At least 80 people killed in northeast Colombia as ELN peace talks fail | Armed Groups News


Attacks by rebel ELN fighters in the Catatumbo region have forced thousands of people to flee the area.

More than 80 people have been killed in just three days in northeast Colombia following failed attempts to hold peace talks with the rebel National Liberation Army (ELN), an official has said.

The ELN launched an assault in the northeastern Catatumbo region last Thursday on a rival group comprised of ex-members of the now-defunct FARC armed group who kept fighting after it disarmed in 2017.

Civilians were trapped in the middle, and by Sunday, it was estimated that “more than 80 people have lost their lives,” said Governor William Villamizar of the Norte de Santander department that includes Catatumbo.

The last toll on Saturday was estimated at 60 people, including seven former fighters from the Revolutionary Armed Forces of Colombia (FARC), in five municipalities of the mountainous cocaine-producing region near the border with Venezuela.

Among the victims are community leader Carmelo Guerrero and seven people who sought to sign a peace deal, according to a report that a government ombudsman agency released late on Saturday.

Thousands of people are fleeing the area, with some hiding in the nearby lush mountains or seeking help at government shelters.

Villamizar said about two dozen people had been injured and some 5,000 displaced in the outbreak of violence, and described the resulting humanitarian situation as “alarming”.

“Catatumbo needs help,” Villamizar said in a public address on Saturday.

“Boys, girls, young people, teenagers, entire families are showing up with nothing, riding trucks, dump trucks, motorcycles, whatever they can, on foot, to avoid being victims of this confrontation.”

The army said more than 5,000 soldiers have been sent to the region to “reinforce security”.

Army commander General Luis Emilio Cardozo Santamaria said on Saturday that authorities were reinforcing a humanitarian corridor between Tibu and Cucuta for the safe passage of those forced to flee their homes.
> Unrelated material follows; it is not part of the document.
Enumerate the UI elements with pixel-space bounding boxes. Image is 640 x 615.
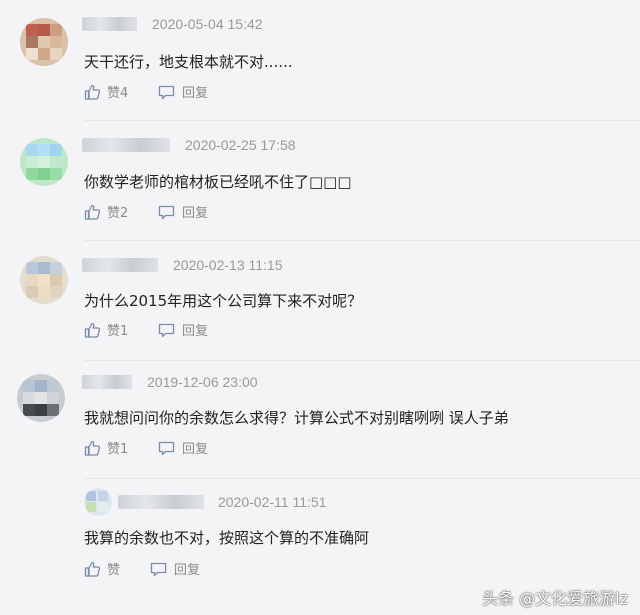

He said special urban soldiers also were deployed to municipal capitals “where there are risks and a lot of fear”.

The FARC disarmed under a 2016 peace deal reached after more than half a century of war.

However, the pact failed to extinguish the violence involving leftist groups, including FARC holdouts, right-wing paramilitaries and drug cartels over resources and trafficking routes in some regions of the country.

The ELN has accused ex-FARC rebels of several killings in the area, including the January 15 slaying of a couple and their nine-month-old baby.

In a statement on Saturday, the ELN said it had warned former FARC members that if they “continued attacking the population … there was no other way out than armed confrontation”.

The ELN has in recent days also clashed with the Gulf Clan, the largest drug cartel in the world’s biggest cocaine producer, leaving at least nine dead in a different part of northern Colombia.

The latest violence prompted President Gustavo Petro on Friday to call off negotiations with the ELN in his pursuit of “total peace” for the violence-riddled country.